Tether Holdings Ltd.’s stablecoin has recovered all of the roughly $20 billion in market value it lost following the collapse of algorithmic rival TerraUSD a little over a year ago.
The circulating supply of the world’s most actively-traded digital asset topped the previous record of $83.2 billion, set in May 2022, according to a live tracker published by British Virgin Islands-based Tether. The firm’s USDT stablecoin is pegged at one-to-one with the dollar, and maintains that value by supporting it with reserves of cash and cash-equivalent assets.
USDT’s recovery is a testament to the dominant role it plays in crypto as a means for conducting transactions and storing value. The stablecoin’s circulation dropped about 20% in the second quarter of last year as Terra’s collapse destablized crypto markets, kickstarting a period filled with bankruptcies, high-profile scandals and a plunge in most cryptocurrencies’ prices.
The circulation of USDT has grown in recent months even as its main rival, Circle Internet Financial Ltd.’s USDC, has shrunk and crypto trading volumes on the whole remained lackluster.
That trend has added to the ambiguity that surrounds the dominant stablecoin, according to researcher Kaiko. USDT is used in more than 50% of all trades on centralized exchanges, it said, yet Tether’s market share relative to other stablecoins hasn’t noticeably increased during the downturn in activity. Shifts in USDT’s use on decentralized exchanges — which let users trade without intermediaries — alone don’t explain the gain, it added.

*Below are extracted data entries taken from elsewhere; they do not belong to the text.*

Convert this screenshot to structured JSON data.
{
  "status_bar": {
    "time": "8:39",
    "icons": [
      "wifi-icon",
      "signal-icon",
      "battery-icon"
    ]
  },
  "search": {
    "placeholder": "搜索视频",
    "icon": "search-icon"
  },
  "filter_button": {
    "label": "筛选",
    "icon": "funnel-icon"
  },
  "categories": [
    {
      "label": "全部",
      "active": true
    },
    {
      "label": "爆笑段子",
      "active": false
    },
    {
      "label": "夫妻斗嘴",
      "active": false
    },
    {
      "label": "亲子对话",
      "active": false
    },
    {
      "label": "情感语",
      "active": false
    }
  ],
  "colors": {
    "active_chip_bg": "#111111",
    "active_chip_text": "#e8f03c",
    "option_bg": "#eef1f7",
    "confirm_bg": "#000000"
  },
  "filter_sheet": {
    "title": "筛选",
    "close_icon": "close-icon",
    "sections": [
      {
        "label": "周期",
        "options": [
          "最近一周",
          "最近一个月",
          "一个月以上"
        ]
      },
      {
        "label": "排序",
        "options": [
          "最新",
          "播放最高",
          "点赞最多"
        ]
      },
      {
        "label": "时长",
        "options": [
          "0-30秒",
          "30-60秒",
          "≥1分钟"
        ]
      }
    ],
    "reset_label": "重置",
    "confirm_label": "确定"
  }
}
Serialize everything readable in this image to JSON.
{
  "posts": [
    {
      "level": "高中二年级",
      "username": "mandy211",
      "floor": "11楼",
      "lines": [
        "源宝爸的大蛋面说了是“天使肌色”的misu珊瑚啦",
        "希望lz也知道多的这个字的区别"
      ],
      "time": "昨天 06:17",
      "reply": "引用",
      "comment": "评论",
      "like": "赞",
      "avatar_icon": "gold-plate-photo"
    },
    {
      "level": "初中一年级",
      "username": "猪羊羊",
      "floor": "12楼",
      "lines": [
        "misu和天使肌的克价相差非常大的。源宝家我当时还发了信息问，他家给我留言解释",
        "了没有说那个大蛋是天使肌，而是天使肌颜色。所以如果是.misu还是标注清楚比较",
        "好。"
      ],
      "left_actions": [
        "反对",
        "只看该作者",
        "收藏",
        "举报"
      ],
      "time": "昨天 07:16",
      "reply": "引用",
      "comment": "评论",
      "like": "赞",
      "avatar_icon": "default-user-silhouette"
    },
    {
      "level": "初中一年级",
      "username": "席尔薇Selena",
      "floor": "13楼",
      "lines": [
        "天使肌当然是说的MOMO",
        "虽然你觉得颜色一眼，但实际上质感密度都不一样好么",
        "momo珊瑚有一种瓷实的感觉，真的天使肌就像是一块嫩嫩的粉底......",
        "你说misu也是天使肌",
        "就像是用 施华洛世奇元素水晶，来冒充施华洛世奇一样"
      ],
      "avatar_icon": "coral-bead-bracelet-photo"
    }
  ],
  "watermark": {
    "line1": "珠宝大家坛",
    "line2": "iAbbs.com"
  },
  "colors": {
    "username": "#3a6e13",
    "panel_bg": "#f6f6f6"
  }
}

In the past, industry observers have raised questions over whether Tether’s USDT was actually supported by enough reserves to justify the one-for-one peg claim, in addition to the quality of assets making up those reserves. The company reached a settlement with the New York Attorney General in 2021 over an alleged commingling of client and corporate funds and lying about its reserves to investors. Tether, along with its sister crypto exchange Bitfinex, never admitted any wrongdoing.